Un téléphérique dans la nef

 

 

BELLELAY

Pour son exposition d’été, c’est le Genevois Philippe Fretz qui investit la belle abbatiale jurassienne. Dialogue foisonnant avec le lieu et l’histoire de la peinture.

 

L'univers peint de Philippe Fretz est singulier et complexe, à la fois allégorique et autobiographique, philosophique et poétique, anachronique et contemporain. Invité de l'année dans l'ancienne abbatiale jurassienne de Bellelay, qui se fait chaque été magnifique espace d'exposition, le peintre genevois entre en dialogue avec l'architecture baroque mais dépouillée du lieu. Dialogue intime pour un volume monumental qui devient espace de circulation de la mémoire, dont chaque peinture ou gravure se fait le relais, et espace de quête de la transcendance symbolisée par... un petit téléphérique rouge qui relie malicieusement le terrestre avec le divin. Du Philippe Fretz pur sucre, que ce télescopage du sacré avec l'humour, du passé avec le présent et des références au «Trecento» italien avec les moyens de locomotion modernes.

Mais c'est la première fois que l'ample beauté de l'espace à sa disposition le pousse à réaliser - parcimonieusement encore, entre concentration méditative et zeste d'ironie - une installation spatiale conçue tout exprès, histoire de mettre en abyme l'architecture, avec ses niches et chapelles, tout comme il aime à mettre en abyme l'histoire de la peinture elle-même. Outre sa télécabine, trois caissons lumineux sont suspendus dans la nef, qui scandent trois mots clés de la prière chrétienne: merci, pardon, au secours. Comme pour y baliser un parcours quasi initiatique, à l'image des peintures (en couleurs) et gravures (en noir et blanc) qui, ponctuant le vaste espace clair, s'offrent comme autant de rivages de la mémoire où le visiteur peut accoster par le regard, la pensée et le souvenir. Chacun de ces rivages peints est une mosaïque étrange et foisonnante, un collage hybride d'éléments, de fragments et de détails minuscules qui font se rencontrer et s'imbriquer les époques, les symboles et les références comme autant d'emboîtements fertiles, de strates de lecture et de leviers de la mémoire. On y croise sa femme Stéphanie et sa fille Adèle, lui-même enfant en petit bricoleur, des paysages de Giotto traversés par un téléphérique, les ombres de Balthus et de Nabokov, des scènes bibliques, des jardins médiévaux en labyrinthes, des architectures que l'on dirait tracées par Piero della Francesca, des joueurs de tennis, un décor de nativité flamande vide de tout personnage, ou des visions de la Palestine tragique d'aujourd'hui.

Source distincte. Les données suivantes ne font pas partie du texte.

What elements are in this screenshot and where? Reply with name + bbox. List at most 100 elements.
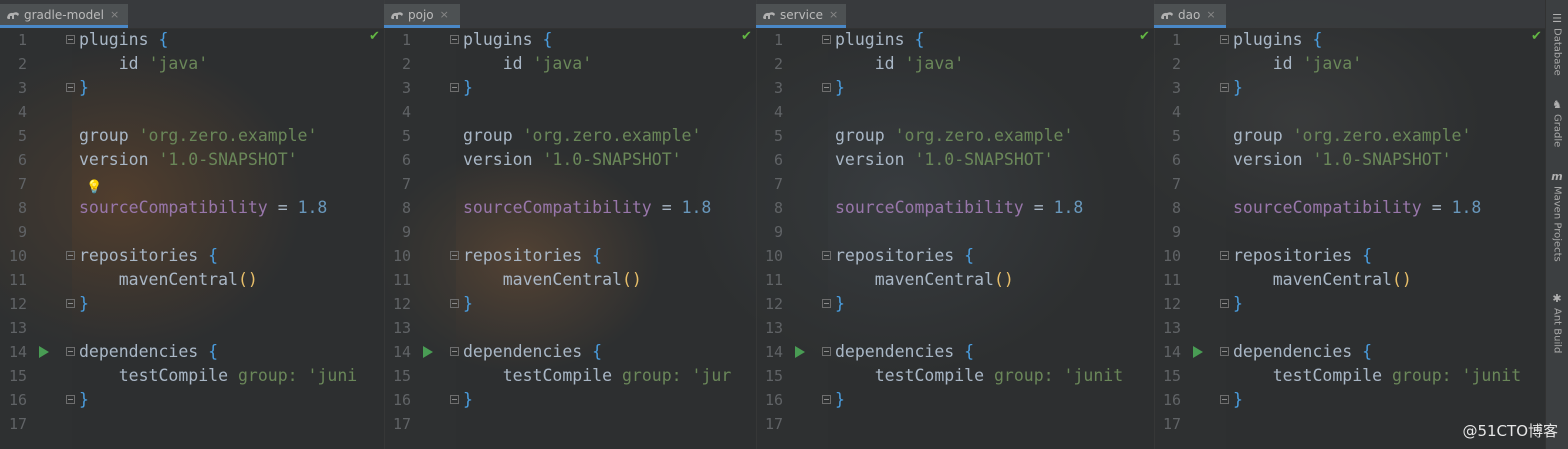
tab-dao[interactable]: dao × bbox=[1154, 4, 1226, 28]
fold-marker-icon[interactable] bbox=[66, 35, 75, 44]
sidebar-item-maven-projects[interactable]: m Maven Projects bbox=[1549, 170, 1565, 262]
fold-marker-icon[interactable] bbox=[1220, 83, 1229, 92]
editor-pane-dao[interactable]: dao × 1 plugins {2 id 'java' 3} 4 5 group 'or… bbox=[1154, 0, 1546, 449]
code-area[interactable]: 1 plugins {2 id 'java' 3} 4 5 group 'org.zero… bbox=[0, 28, 384, 449]
code-line[interactable]: testCompile group: 'junit bbox=[1233, 364, 1521, 388]
fold-marker-icon[interactable] bbox=[450, 299, 459, 308]
fold-marker-icon[interactable] bbox=[822, 347, 831, 356]
fold-marker-icon[interactable] bbox=[66, 299, 75, 308]
code-line[interactable]: plugins { bbox=[463, 28, 552, 52]
code-line[interactable]: mavenCentral() bbox=[463, 268, 642, 292]
code-line[interactable]: repositories { bbox=[79, 244, 218, 268]
code-line[interactable]: } bbox=[1233, 388, 1243, 412]
code-line[interactable]: sourceCompatibility = 1.8 bbox=[835, 196, 1083, 220]
fold-marker-icon[interactable] bbox=[450, 251, 459, 260]
fold-marker-icon[interactable] bbox=[822, 251, 831, 260]
code-line[interactable]: group 'org.zero.example' bbox=[835, 124, 1073, 148]
fold-marker-icon[interactable] bbox=[450, 35, 459, 44]
code-line[interactable]: repositories { bbox=[1233, 244, 1372, 268]
code-line[interactable]: repositories { bbox=[463, 244, 602, 268]
code-line[interactable]: id 'java' bbox=[1233, 52, 1362, 76]
close-icon[interactable]: × bbox=[110, 8, 119, 21]
code-line[interactable]: } bbox=[1233, 76, 1243, 100]
code-line[interactable]: dependencies { bbox=[1233, 340, 1372, 364]
code-line[interactable]: dependencies { bbox=[463, 340, 602, 364]
code-line[interactable]: } bbox=[835, 76, 845, 100]
fold-marker-icon[interactable] bbox=[1220, 35, 1229, 44]
editor-pane-service[interactable]: service × 1 plugins {2 id 'java' 3} 4 5 group… bbox=[756, 0, 1155, 449]
fold-marker-icon[interactable] bbox=[450, 347, 459, 356]
lightbulb-icon[interactable]: 💡 bbox=[86, 180, 102, 195]
keyword: id bbox=[118, 54, 139, 73]
fold-marker-icon[interactable] bbox=[822, 35, 831, 44]
code-line[interactable]: } bbox=[835, 388, 845, 412]
brace: { bbox=[1362, 342, 1373, 361]
code-line[interactable]: version '1.0-SNAPSHOT' bbox=[835, 148, 1054, 172]
code-line[interactable]: id 'java' bbox=[835, 52, 964, 76]
code-area[interactable]: 1 plugins {2 id 'java' 3} 4 5 group 'org.zero… bbox=[384, 28, 756, 449]
code-line[interactable]: } bbox=[79, 388, 89, 412]
code-line[interactable]: version '1.0-SNAPSHOT' bbox=[1233, 148, 1452, 172]
code-line[interactable]: } bbox=[79, 76, 89, 100]
code-line[interactable]: mavenCentral() bbox=[835, 268, 1014, 292]
code-line[interactable]: } bbox=[463, 388, 473, 412]
run-icon[interactable] bbox=[39, 346, 49, 358]
keyword: id bbox=[502, 54, 523, 73]
tab-pojo[interactable]: pojo × bbox=[384, 4, 460, 28]
code-line[interactable]: } bbox=[463, 292, 473, 316]
close-icon[interactable]: × bbox=[829, 8, 838, 21]
code-line[interactable]: group 'org.zero.example' bbox=[79, 124, 317, 148]
fold-marker-icon[interactable] bbox=[822, 395, 831, 404]
code-line[interactable]: testCompile group: 'juni bbox=[79, 364, 357, 388]
close-icon[interactable]: × bbox=[1206, 8, 1215, 21]
fold-marker-icon[interactable] bbox=[66, 251, 75, 260]
code-line[interactable]: } bbox=[1233, 292, 1243, 316]
code-line[interactable]: group 'org.zero.example' bbox=[463, 124, 701, 148]
code-line[interactable]: sourceCompatibility = 1.8 bbox=[463, 196, 711, 220]
code-line[interactable]: version '1.0-SNAPSHOT' bbox=[79, 148, 298, 172]
close-icon[interactable]: × bbox=[440, 8, 449, 21]
code-line[interactable]: repositories { bbox=[835, 244, 974, 268]
tab-service[interactable]: service × bbox=[756, 4, 846, 28]
fold-marker-icon[interactable] bbox=[450, 395, 459, 404]
sidebar-item-gradle[interactable]: ♞ Gradle bbox=[1549, 98, 1565, 147]
sidebar-item-database[interactable]: ☰ Database bbox=[1549, 12, 1565, 76]
fold-marker-icon[interactable] bbox=[66, 83, 75, 92]
code-line[interactable]: sourceCompatibility = 1.8 bbox=[79, 196, 327, 220]
fold-marker-icon[interactable] bbox=[66, 347, 75, 356]
code-line[interactable]: id 'java' bbox=[79, 52, 208, 76]
sidebar-item-ant-build[interactable]: ✱ Ant Build bbox=[1549, 292, 1565, 353]
run-icon[interactable] bbox=[795, 346, 805, 358]
code-line[interactable]: version '1.0-SNAPSHOT' bbox=[463, 148, 682, 172]
code-area[interactable]: 1 plugins {2 id 'java' 3} 4 5 group 'org.zero… bbox=[756, 28, 1154, 449]
code-line[interactable]: dependencies { bbox=[79, 340, 218, 364]
fold-marker-icon[interactable] bbox=[822, 83, 831, 92]
code-line[interactable]: id 'java' bbox=[463, 52, 592, 76]
code-line[interactable]: } bbox=[835, 292, 845, 316]
code-line[interactable]: } bbox=[463, 76, 473, 100]
fold-marker-icon[interactable] bbox=[1220, 251, 1229, 260]
code-area[interactable]: 1 plugins {2 id 'java' 3} 4 5 group 'org.zero… bbox=[1154, 28, 1546, 449]
code-line[interactable]: sourceCompatibility = 1.8 bbox=[1233, 196, 1481, 220]
editor-pane-gradle-model[interactable]: gradle-model × 1 plugins {2 id 'java' 3} 4 5… bbox=[0, 0, 385, 449]
run-icon[interactable] bbox=[423, 346, 433, 358]
code-line[interactable]: plugins { bbox=[835, 28, 924, 52]
tab-gradle-model[interactable]: gradle-model × bbox=[0, 4, 128, 28]
code-line[interactable]: mavenCentral() bbox=[79, 268, 258, 292]
code-line[interactable]: mavenCentral() bbox=[1233, 268, 1412, 292]
fold-marker-icon[interactable] bbox=[66, 395, 75, 404]
code-line[interactable]: } bbox=[79, 292, 89, 316]
fold-marker-icon[interactable] bbox=[1220, 347, 1229, 356]
fold-marker-icon[interactable] bbox=[822, 299, 831, 308]
fold-marker-icon[interactable] bbox=[1220, 395, 1229, 404]
fold-marker-icon[interactable] bbox=[450, 83, 459, 92]
code-line[interactable]: group 'org.zero.example' bbox=[1233, 124, 1471, 148]
code-line[interactable]: dependencies { bbox=[835, 340, 974, 364]
code-line[interactable]: testCompile group: 'junit bbox=[835, 364, 1123, 388]
editor-pane-pojo[interactable]: pojo × 1 plugins {2 id 'java' 3} 4 5 group 'o… bbox=[384, 0, 757, 449]
code-line[interactable]: plugins { bbox=[1233, 28, 1322, 52]
code-line[interactable]: plugins { bbox=[79, 28, 168, 52]
code-line[interactable]: testCompile group: 'jur bbox=[463, 364, 732, 388]
run-icon[interactable] bbox=[1193, 346, 1203, 358]
fold-marker-icon[interactable] bbox=[1220, 299, 1229, 308]
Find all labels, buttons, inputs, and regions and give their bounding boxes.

Rien n'est jamais univoque, les points de vue sont pluriels, les perspectives tronquées, les proportions improbables et les architectures ouvertes comme des écorchés d'anatomie. Les personnages sont toujours impassibles et hiératiques quand bien même les situations et les lieux qu'ils traversent sont parfaitement incongrus et parsemés de détails bizarres ou drolatiques. A travers ces «enchevêtrements et interpénétrations de l'espace et du temps», Philippe Fretz n'en finit pas d'arpenter et de revisiter l'histoire et la peinture pour mieux comprendre le présent. Et réenchanter le monde.